In the 1980s, I was living and going to school in Minnesota when women who worked for state government won a big victory. They got the state to increase the pay of women in “female dominated jobs” by passing a pay equity bill. In other words, they put a dent in the gender pay gap. As a student, I researched and wrote about the process of crafting, passing and implementing that legislation. And I learned something that I have never forgotten: the union made it happen. And not just any union. Our union: AFSCME. 

One reason for AFSCME’s support for the pay equity bill was the fact that in Minnesota at that time, it was possible and even common for a female head of household to work full time and still be below the poverty line. Raising wages in female-dominated jobs is one way to lift women and families out of poverty. And despite the efforts of our union and others, the same injustices persist today.

Today, April 2, is nationally known as Equal Pay Day for 2019. This date is symbolic because it represents how far into the year women must work to earn what men earned in the previous year.

Nationwide, women still earn $0.80 on the dollar relative to their male counterparts — and that wage gap is even greater for women of color. Black women earn 61 cents, Latina women 53 cents, Native Hawaiian and Pacific Islander women 62 cents, Native women 58 cents, and Asian women 58 cents for every dollar paid to a white man who performs substantially equal work. It’s clear we must continue to fight for pay equity in the workplace.

Last week, the U.S. House of Representatives (which has more women than ever in American history) voted to pass the Paycheck Fairness Act, which will help ensure women receive equal pay for equal work.

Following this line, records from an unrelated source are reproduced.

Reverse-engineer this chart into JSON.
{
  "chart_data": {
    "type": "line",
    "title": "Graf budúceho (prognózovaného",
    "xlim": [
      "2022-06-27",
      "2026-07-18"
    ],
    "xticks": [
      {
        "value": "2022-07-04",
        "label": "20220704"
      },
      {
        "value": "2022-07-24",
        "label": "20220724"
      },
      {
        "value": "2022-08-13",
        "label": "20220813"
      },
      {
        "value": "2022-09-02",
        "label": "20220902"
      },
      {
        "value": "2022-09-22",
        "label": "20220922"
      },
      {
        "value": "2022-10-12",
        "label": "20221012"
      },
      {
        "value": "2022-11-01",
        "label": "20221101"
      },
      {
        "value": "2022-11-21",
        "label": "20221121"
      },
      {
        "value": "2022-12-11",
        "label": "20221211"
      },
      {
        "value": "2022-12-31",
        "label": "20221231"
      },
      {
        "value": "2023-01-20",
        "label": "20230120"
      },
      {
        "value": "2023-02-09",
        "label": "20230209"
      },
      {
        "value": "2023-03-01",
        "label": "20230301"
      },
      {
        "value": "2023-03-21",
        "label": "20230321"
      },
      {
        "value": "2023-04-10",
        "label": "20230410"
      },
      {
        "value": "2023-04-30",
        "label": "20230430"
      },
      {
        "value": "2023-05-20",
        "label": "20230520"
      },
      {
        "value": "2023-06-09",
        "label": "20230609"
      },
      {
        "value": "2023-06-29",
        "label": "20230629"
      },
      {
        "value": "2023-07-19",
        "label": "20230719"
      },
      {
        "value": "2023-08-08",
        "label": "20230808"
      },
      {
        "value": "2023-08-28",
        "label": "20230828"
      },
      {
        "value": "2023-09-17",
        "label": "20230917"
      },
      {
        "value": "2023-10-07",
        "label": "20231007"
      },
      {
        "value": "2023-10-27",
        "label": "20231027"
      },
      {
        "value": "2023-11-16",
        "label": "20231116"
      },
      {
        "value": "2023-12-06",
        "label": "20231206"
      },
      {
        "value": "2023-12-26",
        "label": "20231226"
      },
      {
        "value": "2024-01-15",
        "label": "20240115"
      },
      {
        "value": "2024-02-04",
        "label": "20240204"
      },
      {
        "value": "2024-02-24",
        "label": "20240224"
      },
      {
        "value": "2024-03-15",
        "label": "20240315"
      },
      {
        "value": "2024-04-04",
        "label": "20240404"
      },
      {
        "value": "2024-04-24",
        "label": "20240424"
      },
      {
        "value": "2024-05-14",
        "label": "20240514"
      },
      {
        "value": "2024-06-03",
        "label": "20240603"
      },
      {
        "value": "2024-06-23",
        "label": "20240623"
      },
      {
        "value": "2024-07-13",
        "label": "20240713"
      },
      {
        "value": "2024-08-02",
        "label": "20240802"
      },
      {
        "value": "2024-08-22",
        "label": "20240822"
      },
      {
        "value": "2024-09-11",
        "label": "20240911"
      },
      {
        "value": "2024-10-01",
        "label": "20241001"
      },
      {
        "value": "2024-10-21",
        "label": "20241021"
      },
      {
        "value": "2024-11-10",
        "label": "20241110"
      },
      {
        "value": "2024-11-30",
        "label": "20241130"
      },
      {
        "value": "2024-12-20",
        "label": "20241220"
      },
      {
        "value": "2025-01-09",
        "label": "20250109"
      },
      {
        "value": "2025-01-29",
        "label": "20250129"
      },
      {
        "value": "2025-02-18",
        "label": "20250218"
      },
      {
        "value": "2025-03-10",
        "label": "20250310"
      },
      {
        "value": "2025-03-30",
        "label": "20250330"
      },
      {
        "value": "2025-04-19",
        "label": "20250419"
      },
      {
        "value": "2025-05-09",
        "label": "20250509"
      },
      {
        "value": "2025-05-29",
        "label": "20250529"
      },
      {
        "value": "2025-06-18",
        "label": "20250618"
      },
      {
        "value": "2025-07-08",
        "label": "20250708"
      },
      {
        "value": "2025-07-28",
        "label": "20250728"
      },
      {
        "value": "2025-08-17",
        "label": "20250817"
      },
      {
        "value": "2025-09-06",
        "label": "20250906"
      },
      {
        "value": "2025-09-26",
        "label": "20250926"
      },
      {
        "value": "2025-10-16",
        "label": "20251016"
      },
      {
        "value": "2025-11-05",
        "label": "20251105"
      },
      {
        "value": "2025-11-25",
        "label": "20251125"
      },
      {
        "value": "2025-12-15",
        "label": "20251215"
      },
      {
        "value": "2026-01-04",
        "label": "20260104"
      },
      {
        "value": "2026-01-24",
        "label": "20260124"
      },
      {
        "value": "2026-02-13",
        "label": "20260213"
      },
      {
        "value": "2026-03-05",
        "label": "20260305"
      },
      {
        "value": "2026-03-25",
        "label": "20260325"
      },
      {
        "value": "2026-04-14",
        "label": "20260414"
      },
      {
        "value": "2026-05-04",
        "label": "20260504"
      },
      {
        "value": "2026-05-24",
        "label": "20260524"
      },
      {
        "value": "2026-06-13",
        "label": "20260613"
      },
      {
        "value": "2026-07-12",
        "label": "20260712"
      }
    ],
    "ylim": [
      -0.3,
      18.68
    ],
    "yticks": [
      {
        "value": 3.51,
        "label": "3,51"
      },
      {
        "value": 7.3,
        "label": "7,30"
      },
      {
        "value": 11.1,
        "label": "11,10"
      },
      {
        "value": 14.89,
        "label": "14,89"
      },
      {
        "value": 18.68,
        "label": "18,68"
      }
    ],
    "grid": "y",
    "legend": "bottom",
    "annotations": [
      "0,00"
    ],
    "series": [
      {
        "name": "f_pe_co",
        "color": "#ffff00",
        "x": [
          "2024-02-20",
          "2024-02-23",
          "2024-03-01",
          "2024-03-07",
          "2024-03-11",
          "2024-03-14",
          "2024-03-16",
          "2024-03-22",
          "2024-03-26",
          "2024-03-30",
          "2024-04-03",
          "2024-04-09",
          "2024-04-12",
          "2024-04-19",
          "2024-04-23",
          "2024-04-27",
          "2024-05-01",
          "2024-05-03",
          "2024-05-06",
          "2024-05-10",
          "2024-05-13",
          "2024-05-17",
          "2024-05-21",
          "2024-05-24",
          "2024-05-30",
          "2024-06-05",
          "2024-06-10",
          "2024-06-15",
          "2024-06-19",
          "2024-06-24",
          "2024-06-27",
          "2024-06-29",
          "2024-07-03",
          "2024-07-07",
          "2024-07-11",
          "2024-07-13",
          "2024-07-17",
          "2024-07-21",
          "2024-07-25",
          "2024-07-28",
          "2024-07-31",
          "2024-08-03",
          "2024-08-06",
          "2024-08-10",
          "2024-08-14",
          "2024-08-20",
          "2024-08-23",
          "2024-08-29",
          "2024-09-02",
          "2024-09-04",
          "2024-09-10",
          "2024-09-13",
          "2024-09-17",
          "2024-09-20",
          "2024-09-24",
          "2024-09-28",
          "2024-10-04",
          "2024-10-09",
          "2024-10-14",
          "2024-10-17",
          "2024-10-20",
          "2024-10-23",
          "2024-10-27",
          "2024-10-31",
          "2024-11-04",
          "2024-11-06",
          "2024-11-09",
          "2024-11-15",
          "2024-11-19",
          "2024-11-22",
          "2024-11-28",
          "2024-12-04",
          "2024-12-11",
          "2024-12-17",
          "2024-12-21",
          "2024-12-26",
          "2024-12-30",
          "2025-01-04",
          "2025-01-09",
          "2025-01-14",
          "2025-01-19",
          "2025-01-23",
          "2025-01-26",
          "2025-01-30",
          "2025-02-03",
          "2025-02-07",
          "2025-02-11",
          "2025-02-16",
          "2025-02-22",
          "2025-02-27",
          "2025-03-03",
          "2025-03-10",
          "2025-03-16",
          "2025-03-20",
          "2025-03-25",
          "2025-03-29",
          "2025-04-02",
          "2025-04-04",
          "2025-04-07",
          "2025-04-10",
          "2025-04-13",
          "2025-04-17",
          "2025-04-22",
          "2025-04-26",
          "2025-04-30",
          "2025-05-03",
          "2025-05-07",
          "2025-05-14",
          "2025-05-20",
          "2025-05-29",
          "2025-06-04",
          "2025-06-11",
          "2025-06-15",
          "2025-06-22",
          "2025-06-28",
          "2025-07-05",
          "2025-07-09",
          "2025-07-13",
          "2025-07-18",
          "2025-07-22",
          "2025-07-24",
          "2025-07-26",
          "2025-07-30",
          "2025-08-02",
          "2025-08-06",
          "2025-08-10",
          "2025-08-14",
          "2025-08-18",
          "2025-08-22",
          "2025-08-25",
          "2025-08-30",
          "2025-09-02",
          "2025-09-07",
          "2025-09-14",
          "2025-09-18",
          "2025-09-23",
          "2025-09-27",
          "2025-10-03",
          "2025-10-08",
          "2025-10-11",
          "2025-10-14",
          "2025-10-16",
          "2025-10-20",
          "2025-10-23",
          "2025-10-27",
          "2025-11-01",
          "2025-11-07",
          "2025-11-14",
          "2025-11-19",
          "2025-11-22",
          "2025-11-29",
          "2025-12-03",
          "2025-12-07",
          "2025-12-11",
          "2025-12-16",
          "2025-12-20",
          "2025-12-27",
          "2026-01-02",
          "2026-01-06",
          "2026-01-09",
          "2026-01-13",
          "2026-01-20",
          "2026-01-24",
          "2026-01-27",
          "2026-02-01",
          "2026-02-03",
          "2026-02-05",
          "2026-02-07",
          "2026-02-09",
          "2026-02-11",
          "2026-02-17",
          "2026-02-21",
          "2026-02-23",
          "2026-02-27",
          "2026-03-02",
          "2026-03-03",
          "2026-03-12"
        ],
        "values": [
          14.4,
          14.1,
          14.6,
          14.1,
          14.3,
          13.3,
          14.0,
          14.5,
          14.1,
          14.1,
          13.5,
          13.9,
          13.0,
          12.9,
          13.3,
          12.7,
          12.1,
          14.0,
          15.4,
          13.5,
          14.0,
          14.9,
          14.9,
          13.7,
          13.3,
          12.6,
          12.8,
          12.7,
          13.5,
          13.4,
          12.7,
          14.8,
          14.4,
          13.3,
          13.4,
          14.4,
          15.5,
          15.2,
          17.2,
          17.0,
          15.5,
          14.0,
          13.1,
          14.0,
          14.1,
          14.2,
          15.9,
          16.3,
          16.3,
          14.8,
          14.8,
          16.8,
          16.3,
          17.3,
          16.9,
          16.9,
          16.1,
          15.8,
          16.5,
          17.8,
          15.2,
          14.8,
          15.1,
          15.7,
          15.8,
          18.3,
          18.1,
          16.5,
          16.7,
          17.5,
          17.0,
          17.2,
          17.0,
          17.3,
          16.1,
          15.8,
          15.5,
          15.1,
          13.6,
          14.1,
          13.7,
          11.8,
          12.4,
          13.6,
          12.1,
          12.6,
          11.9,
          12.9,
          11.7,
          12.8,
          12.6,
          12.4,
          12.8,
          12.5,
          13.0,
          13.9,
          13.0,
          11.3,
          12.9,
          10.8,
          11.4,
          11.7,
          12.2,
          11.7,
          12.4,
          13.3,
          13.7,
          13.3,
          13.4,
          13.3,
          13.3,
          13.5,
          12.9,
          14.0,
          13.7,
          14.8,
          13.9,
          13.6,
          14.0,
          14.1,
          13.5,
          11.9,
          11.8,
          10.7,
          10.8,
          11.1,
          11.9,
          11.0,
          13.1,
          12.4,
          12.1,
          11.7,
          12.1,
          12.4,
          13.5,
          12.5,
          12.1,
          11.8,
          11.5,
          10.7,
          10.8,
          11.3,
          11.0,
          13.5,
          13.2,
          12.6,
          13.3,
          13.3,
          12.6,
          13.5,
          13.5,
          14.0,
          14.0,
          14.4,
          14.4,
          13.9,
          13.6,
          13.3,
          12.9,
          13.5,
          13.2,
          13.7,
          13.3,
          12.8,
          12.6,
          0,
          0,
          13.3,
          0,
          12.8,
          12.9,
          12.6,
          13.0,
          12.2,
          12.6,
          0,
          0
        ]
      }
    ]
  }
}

The Paycheck Fairness Act aims to end gender-based wage discrimination by closing loopholes in the Equal Pay Act of 1963. Among its provisions, it would:

  • Ban employers from asking candidates how much they earned in previous jobs, so that discriminatory wages received throughout a woman’s lifetime will no longer follow her into future workplaces;
  • Eliminate employer rules prohibiting workers from talking about their salary information, allowing women to ask how much their co-workers are making and find out if they’re underpaid;
  • Require pay transparency. Employers would have to share salary data with the Department of Labor and the Equal Employment Opportunity Commission, so those federal agencies could watch out for potential discriminatory practices.

There is much that we must do to close the gender pay gap and end the injustice of poverty level wages in general. Legislation like the Paycheck Fairness Act is one. And now that the House has passed the bill, it’s time to call our U.S. senators and demand that they do the same. But there’s an even better way to address wage inequities, for women and all workers, and that’s collective bargaining. 

As I learned back in the 1980s, the Minnesota Pay Equity bill was passed because of the strength of AFSCME, the union representing state workers. And it worked to raise the pay of women because AFSCME negotiated the raises called for by the legislation through the collective bargaining process.

On this Equal Pay Day, we remember that the work of closing the gender pay gap is not done. And the work of organizing women and men to demand a voice on the job and a seat at the table is more important than ever before.